To illustrate the need for the legislation, Amnesty and the Sierra Club have highlighted 10 “danger zones,” including Mexico, where environmental crimes go hand in hand with human-rights crimes.

In Myanmar, for example, the military has committed widespread human-rights abuses in connection with a $1.2 billion gas pipeline project that tore through lush forests and indigenous villages in the eastern part of the Southeast Asian country.

Some of those who suffered filed a lawsuit in U.S. federal court against one of the main investors in the project, California-based Unocal. Although a judge ruled last September that Unocal could not be sued for human-rights violations committed on foreign soil, he acknowledged that the plaintiffs had presented evidence demonstrating that “the [pipeline] project hired the military to provide security for the project, a military that forced villagers to work and entire villages to relocate for the benefit of the project; [and] that the military, while forcing villagers to work and relocate, committed numerous acts of violence.”
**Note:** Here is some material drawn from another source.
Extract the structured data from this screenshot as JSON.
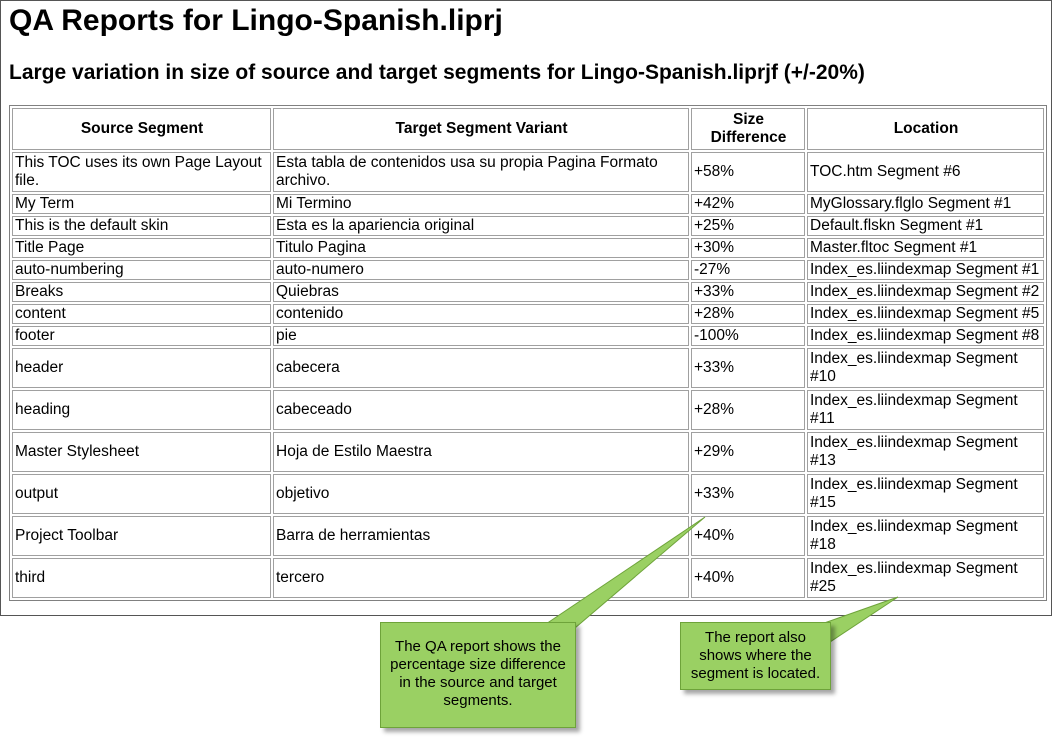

This example points to why we should expect the Bush administration to strongly resist any attempts to make multinationals disclose details of their business operations abroad. When Unocal and others needed someone to lay the pipe for the offshore portion of their project, they turned to energy-services giant Halliburton, which had just recently hired a new chief executive officer — a former politician named Dick Cheney, now U.S. vice president.